We travel in the footsteps of Hemingway, Stanley & Livingston, and the tens of thousands of climbers and adventurers before us.
I can’t wait!
This series of posts is taken directly from my Moleskin notebook, which went with me to the top, and details our time on the mountain. As much of it was written above the clouds, in what can kindly be described as a “low oxygen environment”, I’d ask the reader to forgive any variance from the grammatical norm and any undue mushiness or hypoxia-induced sentimentality. Otherwise enjoy!
December 25, 2008
It’s Christmas and, after exactly 24 hours of travel, my wife, Louellen, and I have arrived in Tanzania, Africa. Our KLM Flight from Amsterdam has dropped us at Kilimanjaro Airport at 8:15 p.m., 2 hours and 15 minutes after the ever-prompt equatorial sunset.
All is dark. Kilimajaro will wait to reveal itself in the morning. Our driver, Ayubu, is a pleasant man in his mid-50s, who, as I’ll soon find out, has the same abivalence toward deodorant that most folks in Tanzania will show.
I ride shotgun the 45 minutes to the Keys Hotel in Moshi while Ayubu describes Tanzania’s agriculture, economy and people.
After arriving, and barely avoiding immediate collapse into our beds, we have the “Special Christmas Dinner” in the hotel courtyard.

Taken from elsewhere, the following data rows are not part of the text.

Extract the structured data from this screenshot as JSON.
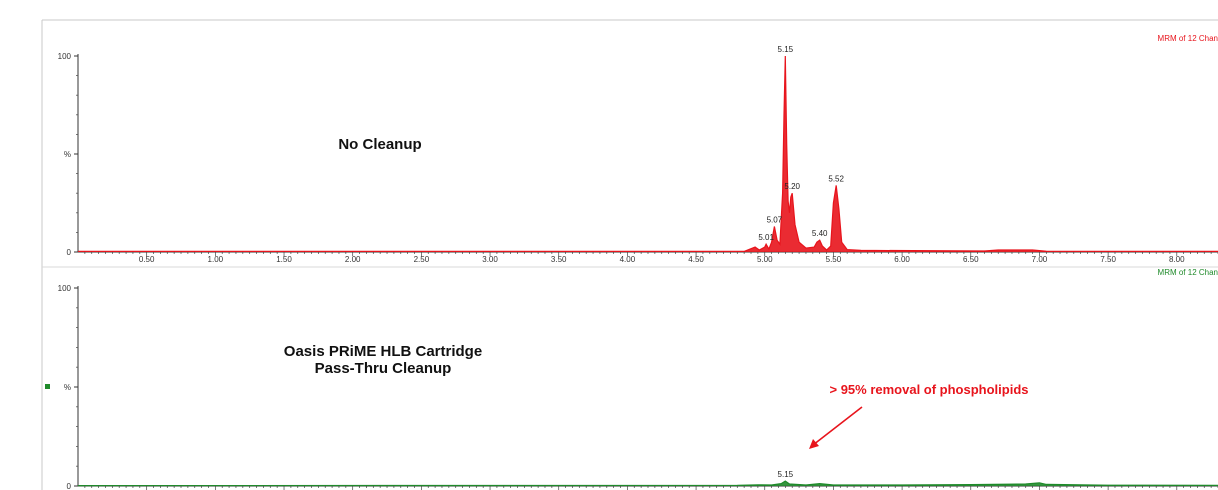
{
  "chart_data": [
    {
      "type": "line",
      "title": "No Cleanup",
      "header": "MRM of 12 Chan",
      "color": "#e8141c",
      "xlim": [
        0.0,
        8.3
      ],
      "ylim": [
        0,
        100
      ],
      "y_ticks": [
        "0",
        "%",
        "100"
      ],
      "x_ticks": [
        "0.50",
        "1.00",
        "1.50",
        "2.00",
        "2.50",
        "3.00",
        "3.50",
        "4.00",
        "4.50",
        "5.00",
        "5.50",
        "6.00",
        "6.50",
        "7.00",
        "7.50",
        "8.00"
      ],
      "peak_labels": [
        {
          "label": "5.01",
          "x": 5.01,
          "y": 4
        },
        {
          "label": "5.07",
          "x": 5.07,
          "y": 13
        },
        {
          "label": "5.15",
          "x": 5.15,
          "y": 100
        },
        {
          "label": "5.20",
          "x": 5.2,
          "y": 30
        },
        {
          "label": "5.40",
          "x": 5.4,
          "y": 6
        },
        {
          "label": "5.52",
          "x": 5.52,
          "y": 34
        }
      ],
      "points": [
        [
          0.0,
          0.3
        ],
        [
          4.85,
          0.3
        ],
        [
          4.93,
          2.5
        ],
        [
          4.96,
          1.0
        ],
        [
          5.0,
          2.5
        ],
        [
          5.01,
          4
        ],
        [
          5.03,
          1.5
        ],
        [
          5.05,
          5
        ],
        [
          5.07,
          13
        ],
        [
          5.09,
          6
        ],
        [
          5.11,
          4
        ],
        [
          5.13,
          30
        ],
        [
          5.14,
          70
        ],
        [
          5.15,
          100
        ],
        [
          5.16,
          55
        ],
        [
          5.17,
          26
        ],
        [
          5.18,
          20
        ],
        [
          5.19,
          28
        ],
        [
          5.2,
          30
        ],
        [
          5.22,
          14
        ],
        [
          5.25,
          5
        ],
        [
          5.3,
          2
        ],
        [
          5.36,
          2.5
        ],
        [
          5.38,
          5
        ],
        [
          5.4,
          6
        ],
        [
          5.42,
          3
        ],
        [
          5.45,
          1
        ],
        [
          5.48,
          3
        ],
        [
          5.5,
          25
        ],
        [
          5.52,
          34
        ],
        [
          5.54,
          22
        ],
        [
          5.56,
          5
        ],
        [
          5.6,
          1.2
        ],
        [
          5.7,
          0.8
        ],
        [
          6.6,
          0.5
        ],
        [
          6.7,
          1.0
        ],
        [
          6.95,
          1.0
        ],
        [
          7.05,
          0.4
        ],
        [
          8.3,
          0.3
        ]
      ]
    },
    {
      "type": "line",
      "title": "Oasis PRiME HLB Cartridge\nPass-Thru Cleanup",
      "header": "MRM of 12 Chan",
      "color": "#1f8a2a",
      "xlim": [
        0.0,
        8.3
      ],
      "ylim": [
        0,
        100
      ],
      "y_ticks": [
        "0",
        "%",
        "100"
      ],
      "peak_labels": [
        {
          "label": "5.15",
          "x": 5.15,
          "y": 2.5
        }
      ],
      "annotation": "> 95% removal of phospholipids",
      "points": [
        [
          0.0,
          0.2
        ],
        [
          4.8,
          0.3
        ],
        [
          4.95,
          0.6
        ],
        [
          5.05,
          0.5
        ],
        [
          5.12,
          1.2
        ],
        [
          5.15,
          2.5
        ],
        [
          5.18,
          1.0
        ],
        [
          5.3,
          0.5
        ],
        [
          5.4,
          1.2
        ],
        [
          5.5,
          0.5
        ],
        [
          6.0,
          0.5
        ],
        [
          6.5,
          0.7
        ],
        [
          6.9,
          1.0
        ],
        [
          7.0,
          1.6
        ],
        [
          7.05,
          0.8
        ],
        [
          7.5,
          0.4
        ],
        [
          8.3,
          0.3
        ]
      ]
    }
  ]
}
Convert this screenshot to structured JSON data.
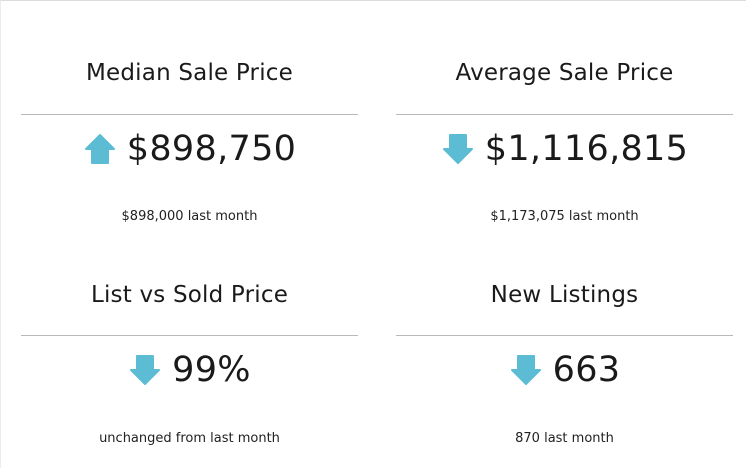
{
  "accent_color": "#5cbcd3",
  "stats": [
    {
      "title": "Median Sale Price",
      "value": "$898,750",
      "trend": "up",
      "trend_icon": "arrow-up-icon",
      "comparison": "$898,000 last month"
    },
    {
      "title": "Average Sale Price",
      "value": "$1,116,815",
      "trend": "down",
      "trend_icon": "arrow-down-icon",
      "comparison": "$1,173,075 last month"
    },
    {
      "title": "List vs Sold Price",
      "value": "99%",
      "trend": "down",
      "trend_icon": "arrow-down-icon",
      "comparison": "unchanged from last month"
    },
    {
      "title": "New Listings",
      "value": "663",
      "trend": "down",
      "trend_icon": "arrow-down-icon",
      "comparison": "870 last month"
    }
  ]
}
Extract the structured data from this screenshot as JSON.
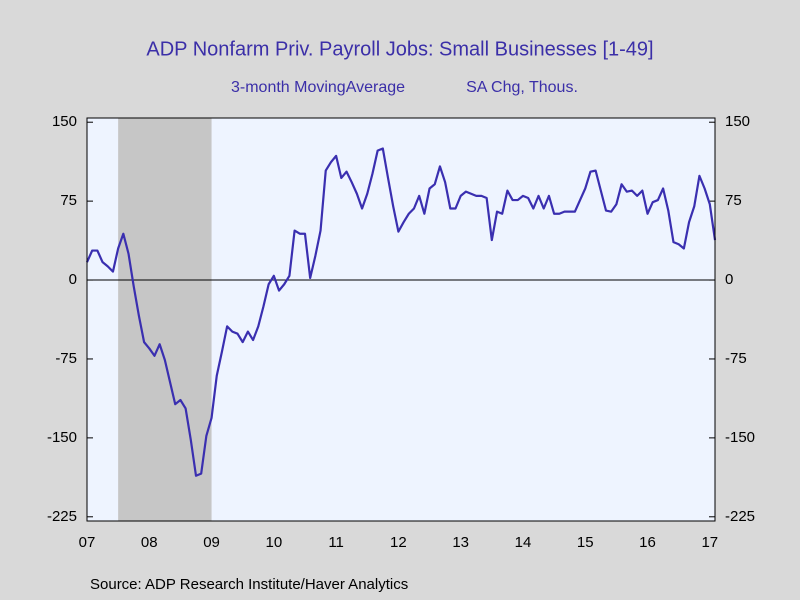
{
  "chart_data": {
    "type": "line",
    "title": "ADP Nonfarm Priv. Payroll Jobs: Small Businesses [1-49]",
    "subtitle_left": "3-month MovingAverage",
    "subtitle_right": "SA Chg, Thous.",
    "source": "Source:  ADP Research Institute/Haver Analytics",
    "categories": [
      "07",
      null,
      null,
      null,
      null,
      null,
      null,
      null,
      null,
      null,
      null,
      null,
      "08",
      null,
      null,
      null,
      null,
      null,
      null,
      null,
      null,
      null,
      null,
      null,
      "09",
      null,
      null,
      null,
      null,
      null,
      null,
      null,
      null,
      null,
      null,
      null,
      "10",
      null,
      null,
      null,
      null,
      null,
      null,
      null,
      null,
      null,
      null,
      null,
      "11",
      null,
      null,
      null,
      null,
      null,
      null,
      null,
      null,
      null,
      null,
      null,
      "12",
      null,
      null,
      null,
      null,
      null,
      null,
      null,
      null,
      null,
      null,
      null,
      "13",
      null,
      null,
      null,
      null,
      null,
      null,
      null,
      null,
      null,
      null,
      null,
      "14",
      null,
      null,
      null,
      null,
      null,
      null,
      null,
      null,
      null,
      null,
      null,
      "15",
      null,
      null,
      null,
      null,
      null,
      null,
      null,
      null,
      null,
      null,
      null,
      "16",
      null,
      null,
      null,
      null,
      null,
      null,
      null,
      null,
      null,
      null,
      null,
      "17",
      null
    ],
    "series": [
      {
        "name": "3-month MovingAverage",
        "color": "#3a2fb0",
        "values": [
          17,
          28,
          28,
          17,
          13,
          8,
          30,
          44,
          25,
          -6,
          -34,
          -59,
          -65,
          -72,
          -61,
          -76,
          -97,
          -118,
          -114,
          -122,
          -152,
          -186,
          -184,
          -148,
          -131,
          -91,
          -68,
          -44,
          -49,
          -51,
          -59,
          -49,
          -57,
          -44,
          -25,
          -4,
          4,
          -10,
          -4,
          4,
          47,
          44,
          44,
          2,
          23,
          47,
          104,
          112,
          118,
          97,
          103,
          93,
          82,
          68,
          82,
          101,
          123,
          125,
          97,
          70,
          46,
          55,
          63,
          68,
          80,
          63,
          87,
          91,
          108,
          93,
          68,
          68,
          80,
          84,
          82,
          80,
          80,
          78,
          38,
          65,
          63,
          85,
          76,
          76,
          80,
          78,
          68,
          80,
          68,
          80,
          63,
          63,
          65,
          65,
          65,
          76,
          87,
          103,
          104,
          85,
          66,
          65,
          72,
          91,
          84,
          85,
          80,
          85,
          63,
          74,
          76,
          87,
          66,
          36,
          34,
          30,
          55,
          70,
          99,
          87,
          72,
          38
        ]
      }
    ],
    "shaded_ranges": [
      [
        6,
        24
      ]
    ],
    "ylim": [
      -229,
      154
    ],
    "yticks": [
      -225,
      -150,
      -75,
      0,
      75,
      150
    ],
    "y2lim": [
      -229,
      154
    ],
    "y2ticks": [
      -225,
      -150,
      -75,
      0,
      75,
      150
    ],
    "zero_line": true,
    "plot_background": "#eef4ff",
    "shade_color": "#c6c6c6"
  }
}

Louellen, who’s been fighting a bad chili cheese dog she wolfed down at Detroit’s Wayne County Airport (the dog won, by the way . . . try 24 hours on a plane with moderate-to-severe food poisoning and you, too, might never eat a hot dog again), makes it through a few spoons of soup and a bite of Tanzanian turkey and dressing before heading to the room. A malaria pill, mosquito net, and about 3 minutes is all that stands between her and unconsciousness.
I have a Kilimanjaro lager (what could be more fitting?), which was quite tasty, and then join a couple New Yorkers at a nearby table for our Honey Banana dessert. Tanzanians are a literal people and, not surprisingly, our dessert was a banana with honey on it. Overall, I’d rate my first Christmas dinner in Africa a success.
Sleep finds me pretty quickly, too, though, by 4:45 a.m., I am bright-eyed, bushy-tailed, and ready to lay eyes on the mountain!